According to National Can's tender-offer document, however, Posner continued to tell Considine, through December, that both Drexel and Manufacturers Hanover had committed to do their respective
financings—though as the offer states, when Considine contacted both Milken and the bank, neither confirmed that their commitments were in place. Finally, at the end of January—after having enjoyed what had amounted to a one-year option on the company—Posner told Considine that he had decided that the transaction as proposed was too leveraged and he preferred to either (a) remain a 38 percent stockholder and obtain control of the board, (b) acquire 51 percent and obtain control of the board or (c) be bought out at $60 per share. Furthermore, he told Considine, after obtaining control he planned to cause National Can to acquire for cash the retail building-materials group of Evans Products, which was on the verge of bankruptcy.

Considine said later, “Victor is too proud—he would never say that he couldn't do the transaction. He always, to the end, said he could. He needed the money—but you'd never know that. One of Victor's sayings was, ‘I don't care, whatever happens, it's not going to change my style of living.' He would always say that, in a friendly way—kidding but also serious.”
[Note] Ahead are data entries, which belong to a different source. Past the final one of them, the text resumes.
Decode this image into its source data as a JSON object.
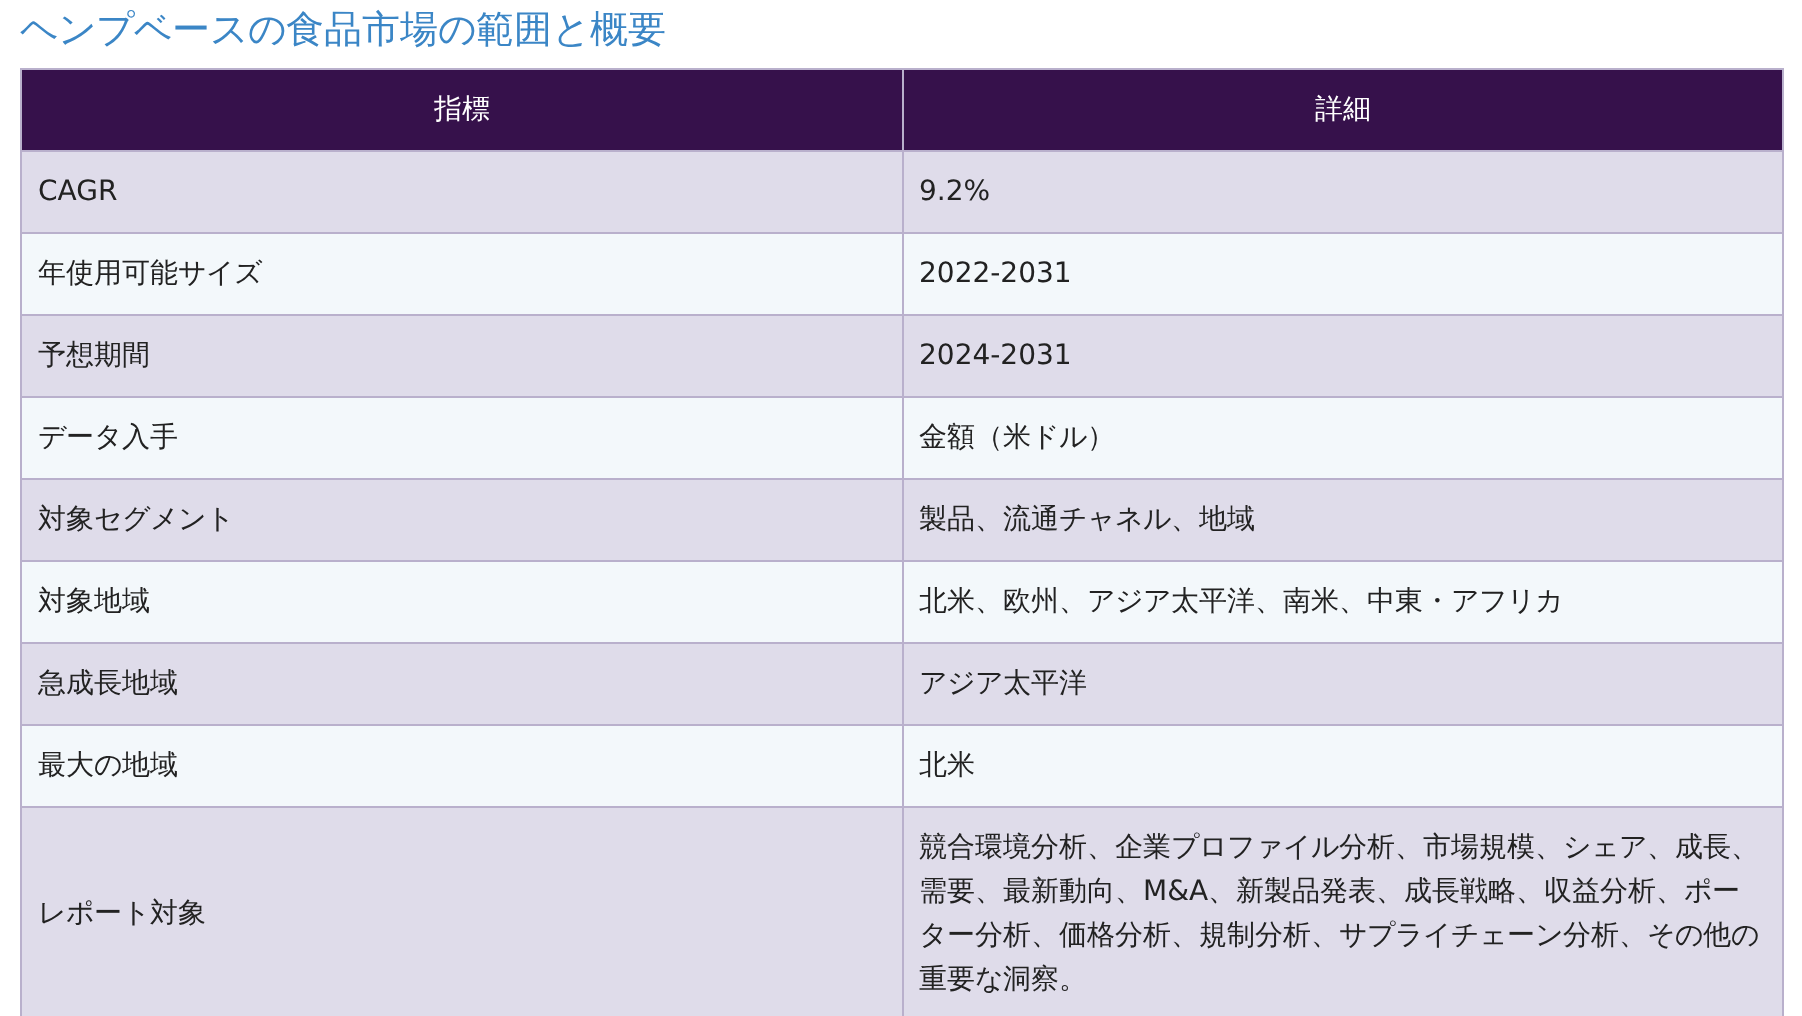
{
  "title": "ヘンプベースの食品市場の範囲と概要",
  "table": {
    "columns": [
      "指標",
      "詳細"
    ],
    "rows": [
      [
        "CAGR",
        "9.2%"
      ],
      [
        "年使用可能サイズ",
        "2022-2031"
      ],
      [
        "予想期間",
        "2024-2031"
      ],
      [
        "データ入手",
        "金額（米ドル）"
      ],
      [
        "対象セグメント",
        "製品、流通チャネル、地域"
      ],
      [
        "対象地域",
        "北米、欧州、アジア太平洋、南米、中東・アフリカ"
      ],
      [
        "急成長地域",
        "アジア太平洋"
      ],
      [
        "最大の地域",
        "北米"
      ],
      [
        "レポート対象",
        "競合環境分析、企業プロファイル分析、市場規模、シェア、成長、需要、最新動向、M&A、新製品発表、成長戦略、収益分析、ポーター分析、価格分析、規制分析、サプライチェーン分析、その他の重要な洞察。"
      ]
    ]
  }
}
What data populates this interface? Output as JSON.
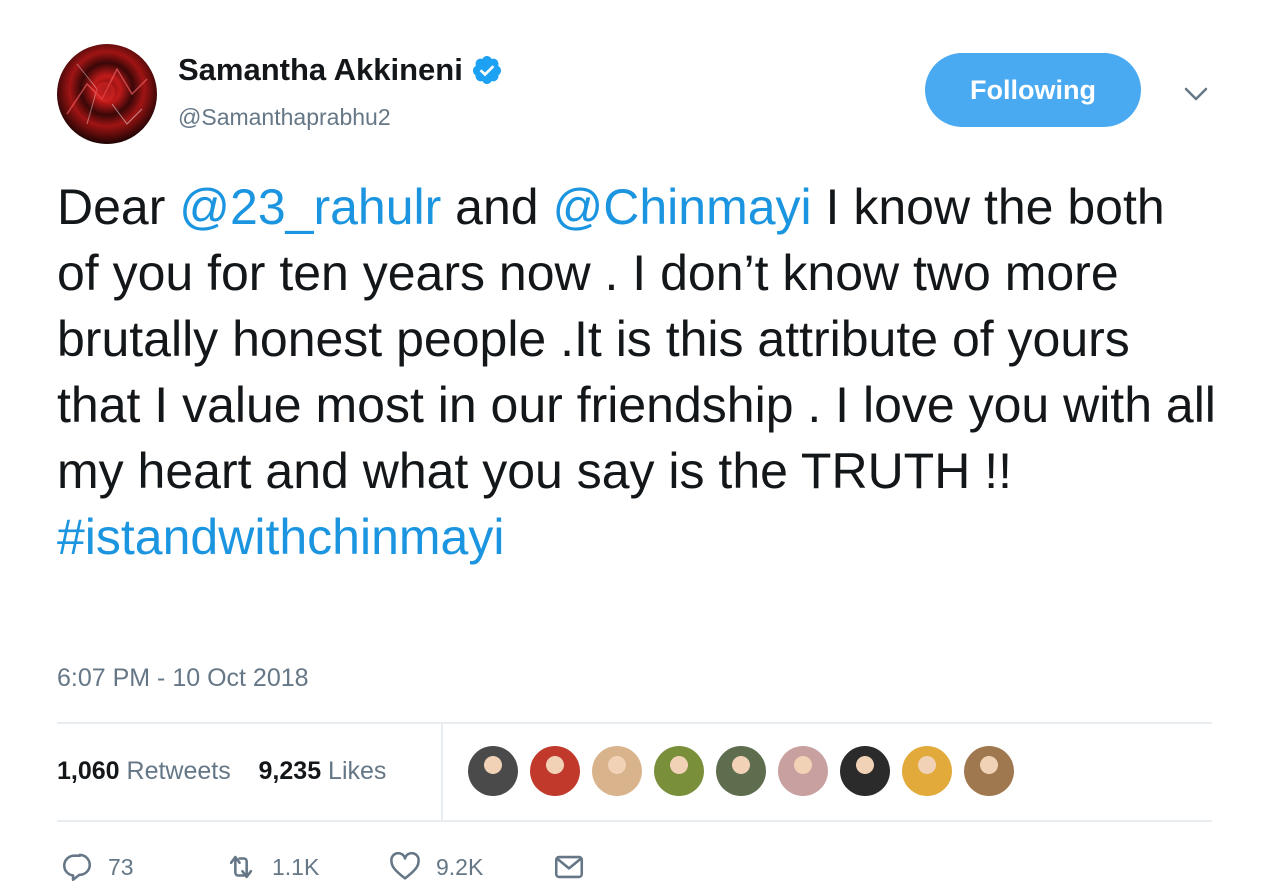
{
  "author": {
    "name": "Samantha Akkineni",
    "handle": "@Samanthaprabhu2",
    "verified_icon": "verified-badge-icon"
  },
  "follow_button": {
    "label": "Following"
  },
  "tweet": {
    "segments": [
      {
        "text": "Dear ",
        "type": "text"
      },
      {
        "text": "@23_rahulr",
        "type": "mention"
      },
      {
        "text": " and ",
        "type": "text"
      },
      {
        "text": "@Chinmayi",
        "type": "mention"
      },
      {
        "text": " I know the both of you for ten years now . I don’t know two more brutally honest people .It is this attribute of yours that I value most in our friendship . I love you with all my heart and what you say is the TRUTH !! ",
        "type": "text"
      },
      {
        "text": "#istandwithchinmayi",
        "type": "hashtag"
      }
    ]
  },
  "timestamp": "6:07 PM - 10 Oct 2018",
  "stats": {
    "retweets_count": "1,060",
    "retweets_label": "Retweets",
    "likes_count": "9,235",
    "likes_label": "Likes"
  },
  "likers": [
    {
      "color": "#4a4a4a"
    },
    {
      "color": "#c0392b"
    },
    {
      "color": "#d9b38c"
    },
    {
      "color": "#7a8f3a"
    },
    {
      "color": "#5d6d4e"
    },
    {
      "color": "#c8a0a0"
    },
    {
      "color": "#2b2b2b"
    },
    {
      "color": "#e2a93b"
    },
    {
      "color": "#a07850"
    }
  ],
  "actions": {
    "replies": "73",
    "retweets": "1.1K",
    "likes": "9.2K"
  },
  "colors": {
    "accent": "#1b95e0",
    "button": "#4aaaf1",
    "muted": "#657786"
  }
}
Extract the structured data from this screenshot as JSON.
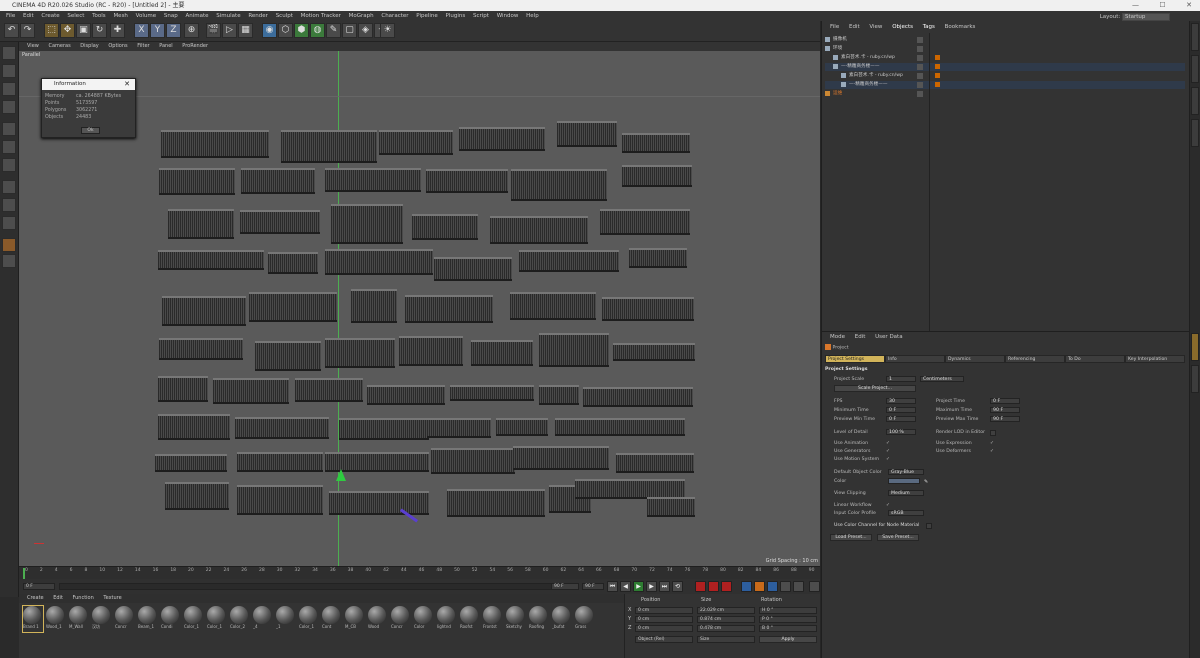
{
  "titlebar": {
    "title": "CINEMA 4D R20.026 Studio (RC - R20) - [Untitled 2] - 主要",
    "controls": [
      "—",
      "☐",
      "✕"
    ]
  },
  "menubar": {
    "items": [
      "File",
      "Edit",
      "Create",
      "Select",
      "Tools",
      "Mesh",
      "Volume",
      "Snap",
      "Animate",
      "Simulate",
      "Render",
      "Sculpt",
      "Motion Tracker",
      "MoGraph",
      "Character",
      "Pipeline",
      "Plugins",
      "Script",
      "Window",
      "Help"
    ],
    "layout_label": "Layout:",
    "layout_value": "Startup"
  },
  "toolbar": {
    "buttons": [
      "↶",
      "↷",
      "⬚",
      "✥",
      "▣",
      "↻",
      "✚",
      "X",
      "Y",
      "Z",
      "⊕",
      "🎬",
      "▷",
      "▦",
      "◉",
      "⬡",
      "⬢",
      "◍",
      "✎",
      "▢",
      "◈",
      "✦",
      "☀"
    ]
  },
  "viewport": {
    "menu": [
      "View",
      "Cameras",
      "Display",
      "Options",
      "Filter",
      "Panel",
      "ProRender"
    ],
    "label": "Parallel",
    "grid_spacing": "Grid Spacing : 10 cm"
  },
  "info_dialog": {
    "title": "Information",
    "rows": [
      {
        "k": "Memory",
        "v": "ca. 264887 KBytes"
      },
      {
        "k": "Points",
        "v": "5173597"
      },
      {
        "k": "Polygons",
        "v": "3062271"
      },
      {
        "k": "Objects",
        "v": "24483"
      }
    ],
    "ok": "Ok"
  },
  "timeline": {
    "ticks": [
      "0",
      "2",
      "4",
      "6",
      "8",
      "10",
      "12",
      "14",
      "16",
      "18",
      "20",
      "22",
      "24",
      "26",
      "28",
      "30",
      "32",
      "34",
      "36",
      "38",
      "40",
      "42",
      "44",
      "46",
      "48",
      "50",
      "52",
      "54",
      "56",
      "58",
      "60",
      "62",
      "64",
      "66",
      "68",
      "70",
      "72",
      "74",
      "76",
      "78",
      "80",
      "82",
      "84",
      "86",
      "88",
      "90"
    ],
    "current": "0 F",
    "start": "0 F",
    "end": "90 F",
    "end2": "90 F"
  },
  "transport": {
    "buttons": [
      "⏮",
      "◀",
      "▶",
      "▶",
      "⏭",
      "⟲"
    ]
  },
  "materials": {
    "menu": [
      "Create",
      "Edit",
      "Function",
      "Texture"
    ],
    "items": [
      "Brand 1",
      "Wood_1",
      "M_Wall",
      "汉坊",
      "Concr",
      "Beam_1",
      "Condi",
      "Color_1",
      "Color_1",
      "Color_2",
      "_4",
      "_1",
      "Color_1",
      "Cont",
      "M_CB",
      "Wood",
      "Concr",
      "Color",
      "lightnd",
      "Roofst",
      "Frontst",
      "Sketchy",
      "Roofing",
      "_bufat",
      "Grass",
      "Timber"
    ]
  },
  "coords": {
    "headers": [
      "Position",
      "Size",
      "Rotation"
    ],
    "rows": [
      {
        "axis": "X",
        "pos": "0 cm",
        "size": "22.029 cm",
        "rot": "H 0 °"
      },
      {
        "axis": "Y",
        "pos": "0 cm",
        "size": "0.874 cm",
        "rot": "P 0 °"
      },
      {
        "axis": "Z",
        "pos": "0 cm",
        "size": "0.478 cm",
        "rot": "B 0 °"
      }
    ],
    "mode": "Object (Rel)",
    "size_mode": "Size",
    "apply": "Apply"
  },
  "object_manager": {
    "menu": [
      "File",
      "Edit",
      "View",
      "Objects",
      "Tags",
      "Bookmarks"
    ],
    "rows": [
      {
        "name": "摄像机",
        "indent": 0
      },
      {
        "name": "环境",
        "indent": 0
      },
      {
        "name": "素白芸术.卡 - ruby.cn/wp",
        "indent": 8
      },
      {
        "name": "—-精雕商务楼——",
        "indent": 8
      },
      {
        "name": "素白芸术.卡 - ruby.cn/wp",
        "indent": 16
      },
      {
        "name": "—-精雕商务楼——",
        "indent": 16
      },
      {
        "name": "运维",
        "indent": 0
      }
    ]
  },
  "attribute_manager": {
    "menu": [
      "Mode",
      "Edit",
      "User Data"
    ],
    "object_label": "Project",
    "tabs": [
      "Project Settings",
      "Info",
      "Dynamics",
      "Referencing",
      "To Do",
      "Key Interpolation"
    ],
    "section": "Project Settings",
    "scale_label": "Project Scale",
    "scale_value": "1",
    "scale_unit": "Centimeters",
    "scale_button": "Scale Project...",
    "fps_label": "FPS",
    "fps": "30",
    "project_time_label": "Project Time",
    "project_time": "0 F",
    "min_time_label": "Minimum Time",
    "min_time": "0 F",
    "max_time_label": "Maximum Time",
    "max_time": "90 F",
    "prev_min_label": "Preview Min Time",
    "prev_min": "0 F",
    "prev_max_label": "Preview Max Time",
    "prev_max": "90 F",
    "lod_label": "Level of Detail",
    "lod": "100 %",
    "render_lod_label": "Render LOD in Editor",
    "use_anim": "Use Animation",
    "use_expr": "Use Expression",
    "use_gen": "Use Generators",
    "use_deform": "Use Deformers",
    "use_motion": "Use Motion System",
    "default_color_label": "Default Object Color",
    "default_color": "Gray-Blue",
    "color_label": "Color",
    "view_clip_label": "View Clipping",
    "view_clip": "Medium",
    "linear_label": "Linear Workflow",
    "input_profile_label": "Input Color Profile",
    "input_profile": "sRGB",
    "node_mat_label": "Use Color Channel for Node Material",
    "load_preset": "Load Preset...",
    "save_preset": "Save Preset...",
    "check": "✓"
  }
}
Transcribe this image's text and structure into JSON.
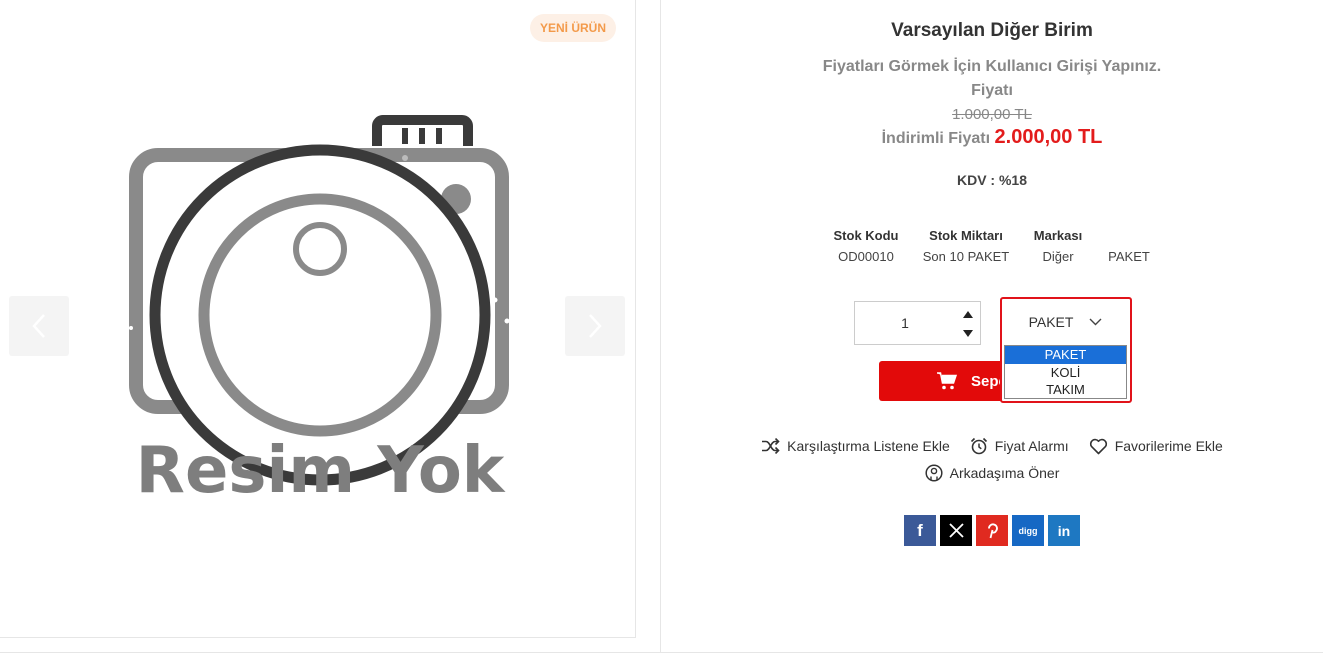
{
  "gallery": {
    "badge": "YENİ ÜRÜN",
    "placeholder_text": "Resim Yok"
  },
  "product": {
    "title": "Varsayılan Diğer Birim",
    "login_note": "Fiyatları Görmek İçin Kullanıcı Girişi Yapınız.",
    "price_label": "Fiyatı",
    "old_price": "1.000,00 TL",
    "discount_label": "İndirimli Fiyatı",
    "discount_price": "2.000,00 TL",
    "kdv": "KDV : %18"
  },
  "stock": {
    "headers": [
      "Stok Kodu",
      "Stok Miktarı",
      "Markası"
    ],
    "values": [
      "OD00010",
      "Son 10 PAKET",
      "Diğer",
      "PAKET"
    ]
  },
  "quantity": {
    "value": "1"
  },
  "unit_select": {
    "selected": "PAKET",
    "options": [
      "PAKET",
      "KOLİ",
      "TAKIM"
    ]
  },
  "cart": {
    "label": "Sepete Ekle"
  },
  "actions": {
    "compare": "Karşılaştırma Listene Ekle",
    "alarm": "Fiyat Alarmı",
    "favorites": "Favorilerime Ekle",
    "recommend": "Arkadaşıma Öner"
  },
  "share": {
    "facebook": "f",
    "x": "X",
    "pinterest": "P",
    "digg": "digg",
    "linkedin": "in"
  },
  "colors": {
    "accent_red": "#e20a0a",
    "badge_text": "#f39a4a",
    "badge_bg": "#fdf0e6",
    "select_highlight": "#1a6fd8"
  }
}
On his buyout price of $60 a share, Considine added, Posner was “absolutely rigid.” “The stock was selling at thirty-four dollars. We couldn't possibly have done it—there would have been shareholder suits. I told Victor that. He would say, ‘Never mind. Some strike lawyer out there will always sue. Never mind the lawsuits.' ”

So Considine and his advisers came up with their leveraged-buyout plan, in which the company and an ESOP comprised of two thousand salaried workers would purchase 51 percent of the company's shares for $40 a share, using mainly borrowed cash. And at the time of the offer, in late February 1985, National Can's board issued preferred stock with four million votes to the ESOP, virtually eliminating any chance NVF would have had of mounting a successful proxy fight. At the buyout's completion, the ESOP would have had 50.1 percent of the company's voting rights.